When working with high-dimensional embeddings—such as 256-dimensional vectors that lie on a hypersphere after training—it's often useful to project them into 2D or 3D space to inspect cluster structure or class separation.
Two widely used techniques for this purpose are Principal Component Analysis (PCA) and t-Distributed Stochastic Neighbor Embedding (t-SNE). PCA is a linear method that preserves global variance, while t-SNE is non-linear and better at revealing local clusters by modeling pairwise similarities.
Below is a Python implementation using scikit-learn and plotly to generate interactive 3D visualizations:
import os
import numpy as np
from sklearn.decomposition import PCA
from sklearn.manifold import TSNE
import plotly.graph_objects as go
def plot_embeddings_3d(embeddings, output_file, group_ids=None):
"""
Project high-dimensional embeddings into 3D using PCA and t-SNE.
Args:
embeddings: numpy array of shape (n_samples, n_features)
output_file: base path for saving HTML plots
group_ids: optional labels for coloring points
"""
base_name = os.path.splitext(output_file)[0]
# PCA projection
print("Running PCA...")
reducer_pca = PCA(n_components=3)
proj_pca = reducer_pca.fit_transform(embeddings)
# t-SNE projection
print("Running t-SNE...")
reducer_tsne = TSNE(n_components=3, perplexity=30, learning_rate=200, random_state=42)

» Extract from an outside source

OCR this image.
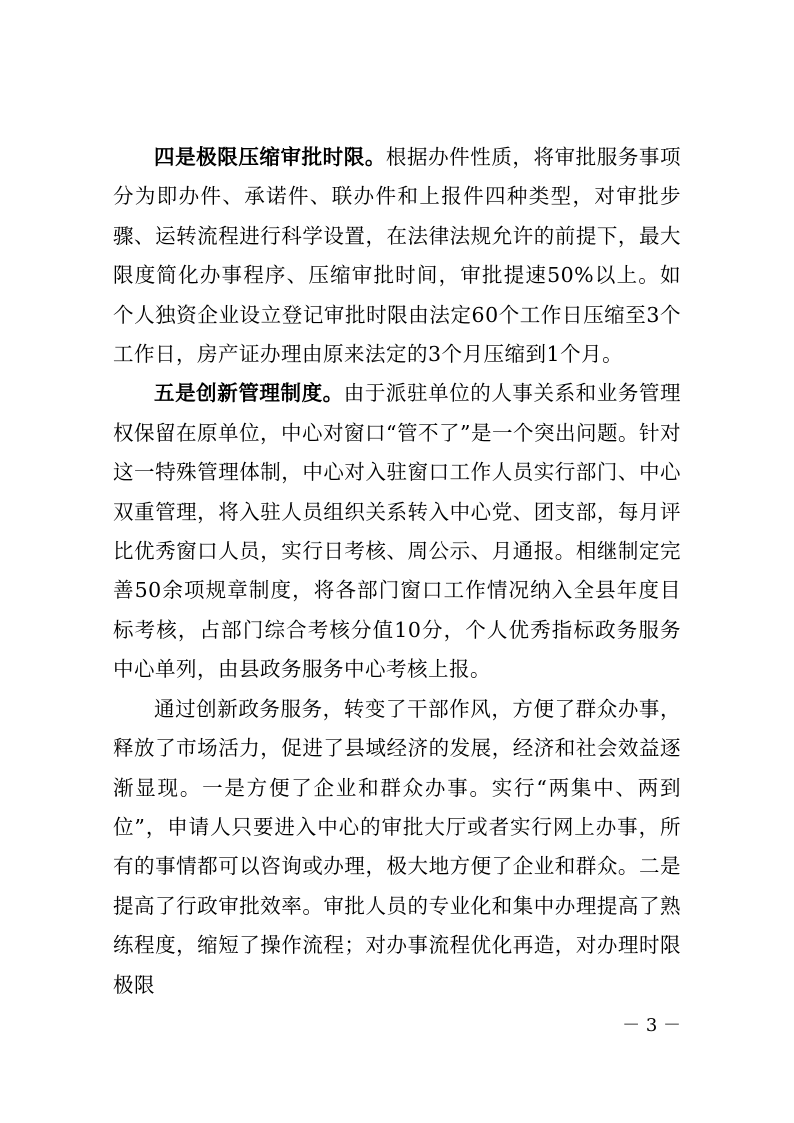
四是极限压缩审批时限。根据办件性质，将审批服务事项分为即办件、承诺件、联办件和上报件四种类型，对审批步骤、运转流程进行科学设置，在法律法规允许的前提下，最大限度简化办事程序、压缩审批时间，审批提速50%以上。如个人独资企业设立登记审批时限由法定60个工作日压缩至3个工作日，房产证办理由原来法定的3个月压缩到1个月。

五是创新管理制度。由于派驻单位的人事关系和业务管理权保留在原单位，中心对窗口“管不了”是一个突出问题。针对这一特殊管理体制，中心对入驻窗口工作人员实行部门、中心双重管理，将入驻人员组织关系转入中心党、团支部，每月评比优秀窗口人员，实行日考核、周公示、月通报。相继制定完善50余项规章制度，将各部门窗口工作情况纳入全县年度目标考核，占部门综合考核分值10分，个人优秀指标政务服务中心单列，由县政务服务中心考核上报。

通过创新政务服务，转变了干部作风，方便了群众办事，释放了市场活力，促进了县域经济的发展，经济和社会效益逐渐显现。一是方便了企业和群众办事。实行“两集中、两到位”，申请人只要进入中心的审批大厅或者实行网上办事，所有的事情都可以咨询或办理，极大地方便了企业和群众。二是提高了行政审批效率。审批人员的专业化和集中办理提高了熟练程度，缩短了操作流程；对办事流程优化再造，对办理时限极限

－ 3 －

proj_tsne = reducer_tsne.fit_transform(embeddings)
# Plot PCA
fig1 = go.Figure(data=go.Scatter3d(
x=proj_pca[:, 0],
y=proj_pca[:, 1],
z=proj_pca[:, 2],
mode='markers',
marker=dict(size=4, color=group_ids, opacity=0.7)
))
fig1.update_layout(title="PCA Projection", scene=dict(
xaxis_title="PC1",
yaxis_title="PC2",
zaxis_title="PC3"
))
fig1.write_html(f"{base_name}_pca.html")
# Plot t-SNE
fig2 = go.Figure(data=go.Scatter3d(
x=proj_tsne[:, 0],
y=proj_tsne[:, 1],
z=proj_tsne[:, 2],
mode='markers',
marker=dict(size=4, color=group_ids, opacity=0.7)
))
fig2.update_layout(title="t-SNE Projection", scene=dict(
xaxis_title="Dim 1",
yaxis_title="Dim 2",
zaxis_title="Dim 3"
))
fig2.write_html(f"{base_name}_tsne.html")
This function accepts an (N, 256) embedding matrix and optionally a list of class or cluster labels. It outputs two interactive HTML files—one for each projection—allowing rotation and zoom to explore spatial relationhsips. Note that t-SNE results may vary between runs due to its stochastic nature; setting random_state ensures reproducibility.